I thought of my standing, American flag flying over my head, singing ‘The Star-Spangled Banner’ while Auntie Dolores cheered on and I pondered on the ridiculousness of it all. I was allowed to be flamboyant but only because I fitted the mould.

“I’m sorry to hear all this,” I offered pathetically. I knew there was little point in telling him that it would get better and that she would more than likely wake up one morning and realise that it was okay to have a gay son and that she had nothing to be embarrassed about. And then I realised how horrendous it must be for him to feel as if the very person he was was somehow embarrassing to the people who loved him most. Perhaps I was being all sappy American about it, or perhaps it was the horrors of the hangover knocking my emotions all out of kilter, but I felt tears well up in my eyes.

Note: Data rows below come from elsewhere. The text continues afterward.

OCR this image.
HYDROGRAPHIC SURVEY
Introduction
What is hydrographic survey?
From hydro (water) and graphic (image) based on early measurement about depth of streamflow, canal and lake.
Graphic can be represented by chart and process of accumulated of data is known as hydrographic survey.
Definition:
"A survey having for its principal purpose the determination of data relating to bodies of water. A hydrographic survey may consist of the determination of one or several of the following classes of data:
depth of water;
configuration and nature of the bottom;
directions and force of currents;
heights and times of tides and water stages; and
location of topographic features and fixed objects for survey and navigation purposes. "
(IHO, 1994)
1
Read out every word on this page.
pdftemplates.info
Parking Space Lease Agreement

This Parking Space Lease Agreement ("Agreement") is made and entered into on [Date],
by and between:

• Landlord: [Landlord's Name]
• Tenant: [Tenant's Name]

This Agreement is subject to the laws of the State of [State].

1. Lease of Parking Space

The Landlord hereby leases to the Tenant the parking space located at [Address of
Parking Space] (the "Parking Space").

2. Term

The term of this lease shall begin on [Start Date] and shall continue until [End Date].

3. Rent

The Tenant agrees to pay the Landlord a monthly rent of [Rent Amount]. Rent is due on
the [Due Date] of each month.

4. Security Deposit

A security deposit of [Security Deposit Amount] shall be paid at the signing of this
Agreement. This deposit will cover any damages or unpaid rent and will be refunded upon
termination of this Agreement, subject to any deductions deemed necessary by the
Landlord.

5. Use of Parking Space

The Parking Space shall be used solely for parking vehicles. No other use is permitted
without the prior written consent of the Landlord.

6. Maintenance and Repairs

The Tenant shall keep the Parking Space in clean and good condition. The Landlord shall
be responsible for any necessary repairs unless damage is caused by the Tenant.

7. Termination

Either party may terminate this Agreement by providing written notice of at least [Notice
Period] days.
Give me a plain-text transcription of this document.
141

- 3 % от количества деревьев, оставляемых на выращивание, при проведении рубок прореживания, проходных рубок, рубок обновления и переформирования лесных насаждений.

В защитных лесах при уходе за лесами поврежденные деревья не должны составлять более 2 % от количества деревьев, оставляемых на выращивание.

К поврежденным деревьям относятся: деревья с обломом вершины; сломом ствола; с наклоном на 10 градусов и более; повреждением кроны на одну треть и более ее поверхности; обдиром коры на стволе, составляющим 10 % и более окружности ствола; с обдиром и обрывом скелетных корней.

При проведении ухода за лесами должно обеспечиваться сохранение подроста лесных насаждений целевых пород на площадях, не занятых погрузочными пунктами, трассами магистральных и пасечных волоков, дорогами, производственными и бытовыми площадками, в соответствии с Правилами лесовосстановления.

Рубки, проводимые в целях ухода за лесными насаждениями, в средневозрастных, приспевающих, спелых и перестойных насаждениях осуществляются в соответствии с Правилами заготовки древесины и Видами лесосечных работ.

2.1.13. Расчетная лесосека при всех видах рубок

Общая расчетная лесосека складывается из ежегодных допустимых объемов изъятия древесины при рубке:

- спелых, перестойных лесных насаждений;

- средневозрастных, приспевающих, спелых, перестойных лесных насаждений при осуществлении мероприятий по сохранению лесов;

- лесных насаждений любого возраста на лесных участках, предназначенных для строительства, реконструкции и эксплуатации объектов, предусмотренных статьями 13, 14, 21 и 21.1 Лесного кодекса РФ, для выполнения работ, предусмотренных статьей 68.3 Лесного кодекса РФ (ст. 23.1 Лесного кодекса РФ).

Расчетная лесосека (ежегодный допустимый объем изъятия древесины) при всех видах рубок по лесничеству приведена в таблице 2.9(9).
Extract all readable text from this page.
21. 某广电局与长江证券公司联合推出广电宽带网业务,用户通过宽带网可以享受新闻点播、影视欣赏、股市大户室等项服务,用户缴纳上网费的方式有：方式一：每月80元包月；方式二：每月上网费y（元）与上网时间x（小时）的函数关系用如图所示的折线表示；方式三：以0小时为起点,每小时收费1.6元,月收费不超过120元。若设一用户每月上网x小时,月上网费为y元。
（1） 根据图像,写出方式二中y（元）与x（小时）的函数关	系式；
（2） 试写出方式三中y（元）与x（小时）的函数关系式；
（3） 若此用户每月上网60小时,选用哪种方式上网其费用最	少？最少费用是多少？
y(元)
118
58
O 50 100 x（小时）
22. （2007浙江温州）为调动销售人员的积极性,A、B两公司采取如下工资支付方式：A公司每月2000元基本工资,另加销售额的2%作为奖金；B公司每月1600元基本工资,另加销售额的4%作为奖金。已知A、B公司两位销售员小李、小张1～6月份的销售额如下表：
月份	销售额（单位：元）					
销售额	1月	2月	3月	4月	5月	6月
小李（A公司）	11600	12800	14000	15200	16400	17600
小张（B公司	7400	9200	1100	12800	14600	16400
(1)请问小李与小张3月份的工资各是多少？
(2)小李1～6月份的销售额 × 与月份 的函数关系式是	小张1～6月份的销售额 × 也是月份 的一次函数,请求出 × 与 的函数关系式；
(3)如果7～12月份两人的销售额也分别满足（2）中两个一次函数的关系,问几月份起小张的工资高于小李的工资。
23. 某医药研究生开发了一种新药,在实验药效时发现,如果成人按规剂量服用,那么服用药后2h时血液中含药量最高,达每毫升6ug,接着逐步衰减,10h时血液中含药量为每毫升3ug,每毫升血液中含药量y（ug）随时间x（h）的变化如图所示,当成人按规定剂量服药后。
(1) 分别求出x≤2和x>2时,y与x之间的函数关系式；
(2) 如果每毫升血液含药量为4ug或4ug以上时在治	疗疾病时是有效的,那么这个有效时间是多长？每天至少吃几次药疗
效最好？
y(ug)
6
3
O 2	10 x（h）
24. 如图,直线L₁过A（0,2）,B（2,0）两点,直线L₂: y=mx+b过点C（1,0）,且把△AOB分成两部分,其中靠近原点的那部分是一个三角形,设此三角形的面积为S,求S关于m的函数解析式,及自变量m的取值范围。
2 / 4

“It sucks,” I offered as a tear slid down my cheek.

Sam reached across the table and squeezed my hand. “As I said, it’s not there all the time. But some times are harder to deal with than others.”

I knew even as he spoke that, while it was not there all the time, it clearly was always there at the back of his mind, no matter how hard he tried to push things back and ignore them. I knew that because I was the self-confessed queen of hiding things and pushing them to the back of my mind when I felt they were too uncomfortable to deal with. I knew why sometimes that was a necessary evil.

Drying my eyes and sipping from my coffee, I offered a wry smile. “I suppose sometimes you just learn to live with things.”

* * *

The day my father was told his cancer was terminal was the worst day of my life. It was worse in many ways than the day he died because we had to face the great big unknown entity that was preparing to say goodbye to each other. How do you do that? How do they expect you to do that? How does anyone expect you to live with the knowledge that someone you love so very intensely is going to suffer and fade out in front of your very eyes? And I was expected to keep going – to keep grinning as people came in to place their cupcake or their celebration cakes order and all the while I wanted to scream at the top of my lungs to just stop, have some respect and start believing in the cruelty of life rather than the beauty of it.